閻之赫聽到他最後的問題,臉上顯然露出驚訝的表情,低頭看著他可愛的小臉,他說,"是誰跟你說的這些事?"


    "是我自己偷聽到的!"閻天賜微微的低頭。


    "偷聽?"


    "就是上次你回來的時候拎著一個大箱子,我很好奇裏麵是什麽,所以就偷偷的站在書房的門外,不小心偷聽到你跟爺爺的對話!"


    閻之赫恍然,原來那時候他在偷聽,可是他們的對話並沒有提到他不是潘慧的孩子啊?


    "我並沒有說你不是你媽咪的孩子,你為什麽..."


    "因為你說絕對不會跟媽咪生孩子,所以我不可能是媽咪生下來的孩子,而年年又是你的女兒,我們的年紀差不多,所以我懷疑自己的親生媽咪書不是夏阿姨,所以才答應年年的要求去找她,結果,夏阿姨說...她曾經也有一個跟我差不多大的兒子,所以我才問你,夏阿姨是不是我媽咪?"閻天賜的頭一直低著,兩隻小手緊緊的握在一起。


    與其自己沒頭沒腦的猜測,還不如直接問爹地,從他嘴裏說出來的話,一定是真的,他隻相信爹地。
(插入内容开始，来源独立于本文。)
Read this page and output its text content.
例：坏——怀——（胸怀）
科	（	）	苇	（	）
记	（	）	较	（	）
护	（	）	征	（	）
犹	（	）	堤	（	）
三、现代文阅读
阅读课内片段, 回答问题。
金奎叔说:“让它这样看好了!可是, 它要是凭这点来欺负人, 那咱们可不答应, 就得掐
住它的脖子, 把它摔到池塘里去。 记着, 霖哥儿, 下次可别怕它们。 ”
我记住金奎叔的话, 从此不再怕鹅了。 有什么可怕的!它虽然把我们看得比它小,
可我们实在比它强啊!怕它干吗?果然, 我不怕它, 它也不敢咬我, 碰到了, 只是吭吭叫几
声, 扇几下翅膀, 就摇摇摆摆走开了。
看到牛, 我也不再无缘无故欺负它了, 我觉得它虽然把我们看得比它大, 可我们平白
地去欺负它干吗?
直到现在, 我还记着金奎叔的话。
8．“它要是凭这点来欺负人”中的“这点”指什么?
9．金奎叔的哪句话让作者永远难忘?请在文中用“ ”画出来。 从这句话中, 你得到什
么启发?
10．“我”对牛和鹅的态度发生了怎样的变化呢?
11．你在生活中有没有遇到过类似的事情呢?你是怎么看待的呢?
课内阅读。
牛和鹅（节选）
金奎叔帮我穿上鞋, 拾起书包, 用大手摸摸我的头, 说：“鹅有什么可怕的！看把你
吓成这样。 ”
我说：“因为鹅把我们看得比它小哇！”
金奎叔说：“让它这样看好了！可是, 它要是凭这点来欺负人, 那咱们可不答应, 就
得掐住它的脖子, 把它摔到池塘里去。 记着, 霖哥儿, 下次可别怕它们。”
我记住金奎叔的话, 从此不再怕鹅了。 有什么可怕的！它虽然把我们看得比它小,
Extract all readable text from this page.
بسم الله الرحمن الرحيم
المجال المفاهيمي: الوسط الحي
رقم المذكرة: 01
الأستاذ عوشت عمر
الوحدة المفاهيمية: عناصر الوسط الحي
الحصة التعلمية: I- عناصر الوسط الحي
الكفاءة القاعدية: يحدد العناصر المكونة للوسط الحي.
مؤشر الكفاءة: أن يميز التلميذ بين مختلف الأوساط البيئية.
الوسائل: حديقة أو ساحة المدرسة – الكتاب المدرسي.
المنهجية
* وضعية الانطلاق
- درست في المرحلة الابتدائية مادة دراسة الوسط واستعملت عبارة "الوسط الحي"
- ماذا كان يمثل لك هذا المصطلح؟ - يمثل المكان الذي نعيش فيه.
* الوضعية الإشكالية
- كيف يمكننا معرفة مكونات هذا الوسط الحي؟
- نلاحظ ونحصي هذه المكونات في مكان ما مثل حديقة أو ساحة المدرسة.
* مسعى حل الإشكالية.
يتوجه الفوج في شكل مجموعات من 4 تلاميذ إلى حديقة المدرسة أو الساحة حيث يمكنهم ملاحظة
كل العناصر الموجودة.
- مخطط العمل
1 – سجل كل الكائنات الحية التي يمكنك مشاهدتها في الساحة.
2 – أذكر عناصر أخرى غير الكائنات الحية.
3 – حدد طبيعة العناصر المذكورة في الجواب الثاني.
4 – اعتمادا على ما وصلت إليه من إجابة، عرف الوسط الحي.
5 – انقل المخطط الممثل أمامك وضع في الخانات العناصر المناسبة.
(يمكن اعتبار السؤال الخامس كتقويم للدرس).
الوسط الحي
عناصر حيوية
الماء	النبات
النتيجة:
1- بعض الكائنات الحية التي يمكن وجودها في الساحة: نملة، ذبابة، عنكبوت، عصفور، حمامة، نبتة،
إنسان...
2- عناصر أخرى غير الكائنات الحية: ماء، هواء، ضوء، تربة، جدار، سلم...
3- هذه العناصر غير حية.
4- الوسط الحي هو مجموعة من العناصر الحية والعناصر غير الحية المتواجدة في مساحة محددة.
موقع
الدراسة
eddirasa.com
    閻之赫放在他頭上的手,再一次的揉了揉他的頭發。


    這孩子真的是太聰明了,隻不過是一點點的線索,就已經能夠聯想猜測了,看來將來一定會是閻家最出色的繼承人。


    "沒錯,夏初音才是你的親生媽咪,你是七年前她生下來的孩子,年年是你的雙胞胎妹妹!"閻之赫將事實平靜的告訴他。


    七年前?妹妹?


    那麽他的真正年齡並不是六歲,而是七歲了?


    閻天賜聽到他的話,平靜的依舊是低著頭,靜靜的坐著,一句話都沒有說。


    "傷心了嗎?"閻之赫皺眉問。


    閻天賜搖了搖頭。


    "那為什麽不說話?"


    閻天賜又是搖了搖頭。


    "不喜歡夏初音這個人嗎?"


    "不,我喜歡!"閻天賜猛然的抬起頭,激動的脫口而出,然後看著閻之赫的臉,又微微低頭的說,"我喜歡她啊,雖然她很暴力,還打我的額頭,但是卻也很溫柔,還忙我揉傷,雖然做的事情顛三倒四,但是就是會不自覺的喜歡她,可是..."他的頭低的更深,悶悶的發聲說,"媽咪要怎麽辦?"
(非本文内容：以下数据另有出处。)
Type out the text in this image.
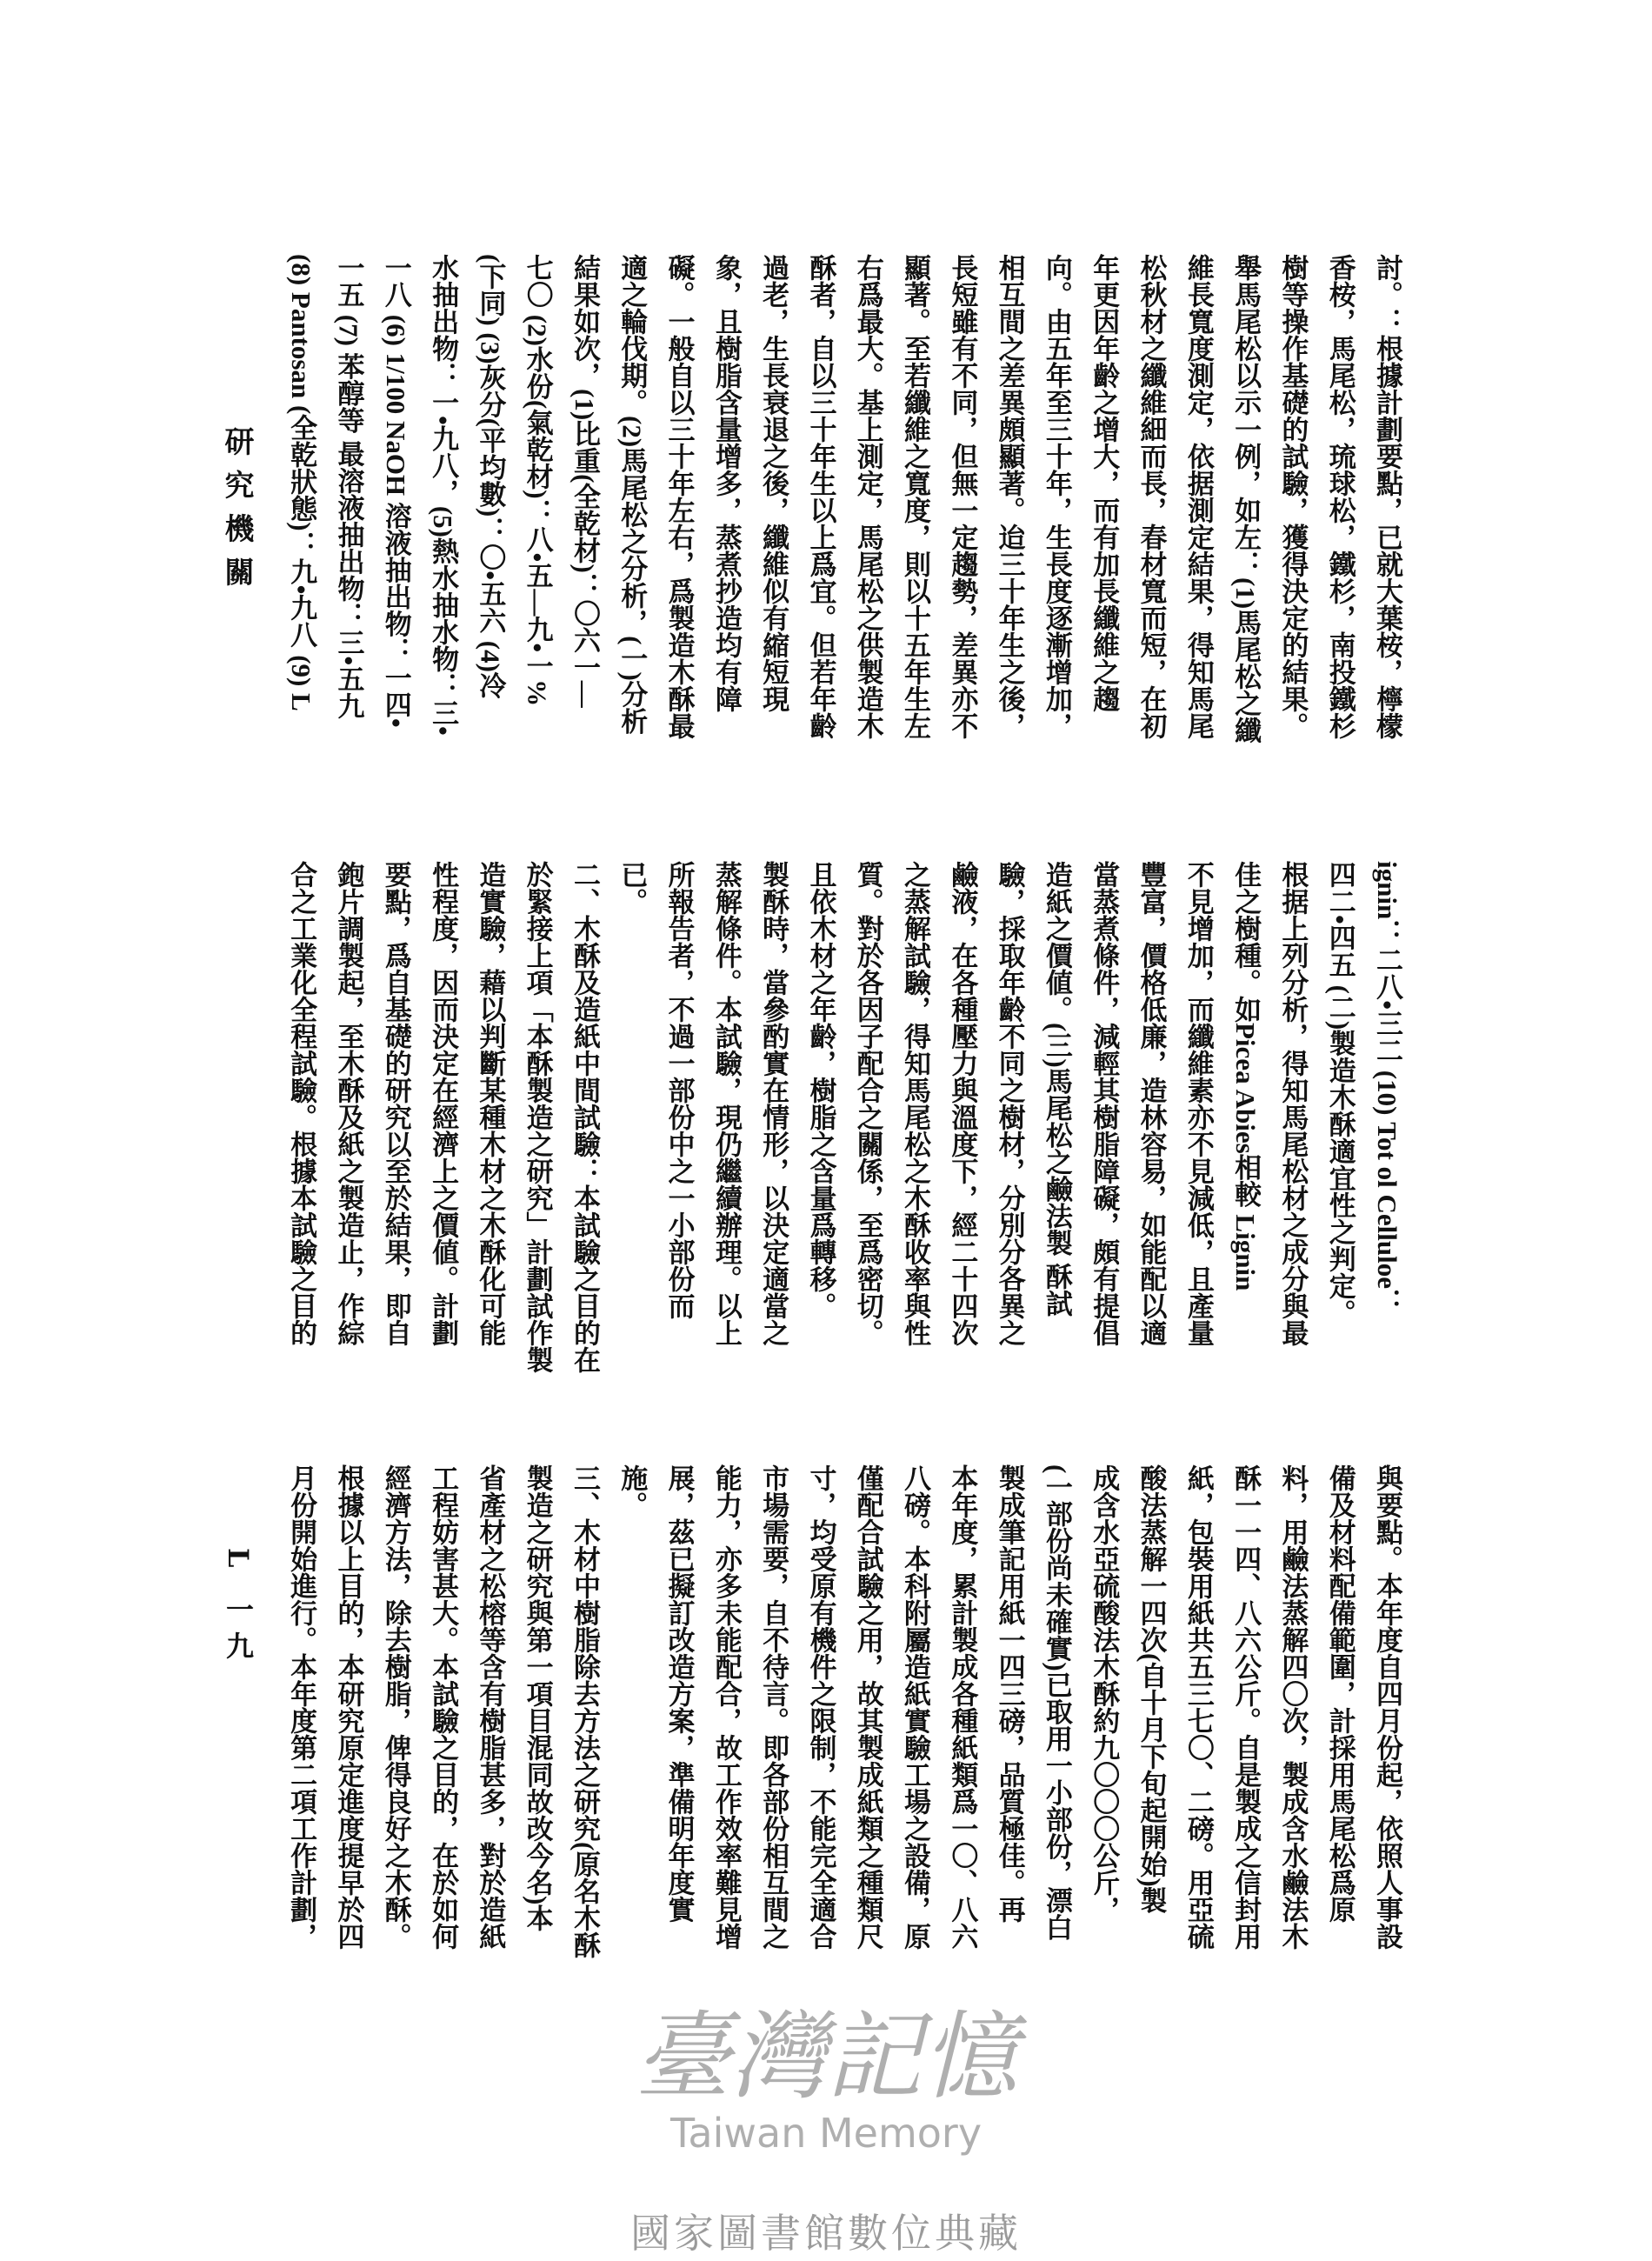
研究機關
L 一九
討。：根據計劃要點，已就大葉桉，檸檬
香桉，馬尾松，琉球松，鐵杉，南投鐵杉
樹等操作基礎的試驗，獲得決定的結果。
舉馬尾松以示一例，如左：(1)馬尾松之纖
維長寬度測定，依据測定結果，得知馬尾
松秋材之纖維細而長，春材寬而短，在初
年更因年齡之增大，而有加長纖維之趨
向。由五年至三十年，生長度逐漸增加，
相互間之差異頗顯著。迨三十年生之後，
長短雖有不同，但無一定趨勢，差異亦不
顯著。至若纖維之寬度，則以十五年生左
右爲最大。基上測定，馬尾松之供製造木
酥者，自以三十年生以上爲宜。但若年齡
過老，生長衰退之後，纖維似有縮短現
象，且樹脂含量增多，蒸煮抄造均有障
礙。一般自以三十年左右，爲製造木酥最
適之輪伐期。(2)馬尾松之分析，(一)分析
結果如次，(1)比重(全乾材)：〇六一—
七〇 (2)水份(氣乾材)：八•五—九•一%
(下同) (3)灰分(平均數)：〇•五六 (4)冷
水抽出物：一•九八，(5)熱水抽水物：三•
一八 (6) 1/100 NaOH 溶液抽出物：一四•
一五 (7) 苯醇等 最溶液抽出物：三•五九
(8) Pantosan (全乾狀態)：九•九八 (9) L
ignin：二八•三二 (10) Tot ol Celluloe：
四二•四五 (二)製造木酥適宜性之判定。
根据上列分析，得知馬尾松材之成分與最
佳之樹種。如Picea Abies相較 Lignin
不見增加，而纖維素亦不見減低，且產量
豐富，價格低廉，造林容易，如能配以適
當蒸煮條件，減輕其樹脂障礙，頗有提倡
造紙之價値。(三)馬尾松之鹼法製 酥試
驗，採取年齡不同之樹材，分別分各異之
鹼液，在各種壓力與溫度下，經二十四次
之蒸解試驗，得知馬尾松之木酥收率與性
質。對於各因子配合之關係，至爲密切。
且依木材之年齡，樹脂之含量爲轉移。
製酥時，當參酌實在情形，以決定適當之
蒸解條件。本試驗，現仍繼續辦理。以上
所報告者，不過一部份中之一小部份而
已。
二、木酥及造紙中間試驗：本試驗之目的在
於緊接上項「本酥製造之研究」計劃試作製
造實驗，藉以判斷某種木材之木酥化可能
性程度，因而決定在經濟上之價値。計劃
要點，爲自基礎的研究以至於結果，即自
鉋片調製起，至木酥及紙之製造止，作綜
合之工業化全程試驗。根據本試驗之目的
與要點。本年度自四月份起，依照人事設
備及材料配備範圍，計採用馬尾松爲原
料，用鹼法蒸解四〇次，製成含水鹼法木
酥一一四、八六公斤。自是製成之信封用
紙，包裝用紙共五三七〇、二磅。用亞硫
酸法蒸解一四次(自十月下旬起開始)製
成含水亞硫酸法木酥約九〇〇〇公斤，
(一部份尚未確實)已取用一小部份，漂白
製成筆記用紙一四三磅，品質極佳。再
本年度，累計製成各種紙類爲一〇、八六
八磅。本科附屬造紙實驗工場之設備，原
僅配合試驗之用，故其製成紙類之種類尺
寸，均受原有機件之限制，不能完全適合
市場需要，自不待言。即各部份相互間之
能力，亦多未能配合，故工作效率難見增
展，茲已擬訂改造方案，準備明年度實
施。
三、木材中樹脂除去方法之研究(原名木酥
製造之研究與第一項目混同故改今名)本
省產材之松榕等含有樹脂甚多，對於造紙
工程妨害甚大。本試驗之目的，在於如何
經濟方法，除去樹脂，俾得良好之木酥。
根據以上目的，本研究原定進度提早於四
月份開始進行。本年度第二項工作計劃，
臺灣記憶
Taiwan Memory
國家圖書館數位典藏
    雖然不是他的親生媽咪,但是這麽多年他都把她當成自己的親生媽咪,而且她從來都沒有打過他,也沒有凶過他,一直都是很溫柔的照顧他,可是現在他知道了這個秘密,以後要怎麽麵對她?


    "天賜!"閻之赫突然的叫他的名字,然後扳過他的臉,讓他看著自己,然後認真的說,"這件事,你一定不能告訴任何人,包括你爺爺,誰都不可以說。"


    "恩!"閻天賜用力的點頭。


    "至於潘慧的事情,我會處理,你隻要跟平常一樣就可以了!"


    "你不要傷害媽咪!"閻天賜突然的緊張。


    "放心吧,我不會傷害她!"閻之赫微笑著保證。


    "那就好!"閻天賜鬆了一口氣,突然的覺得疲憊,腦袋不自覺的靠向閻之赫,雙目慢慢的閉上,嘴裏小聲的叨念著說,"爹地...你知道嗎?夏阿姨的抱抱...很溫暖。"


    閻之赫驚訝的看著他漸漸入睡的臉。


    難道這就是所謂的血肉相連嗎?隻不過才見過幾次麵,就莫名的喜歡上她,隻不過是一個普通的擁抱,就會覺得溫暖,這就是親情?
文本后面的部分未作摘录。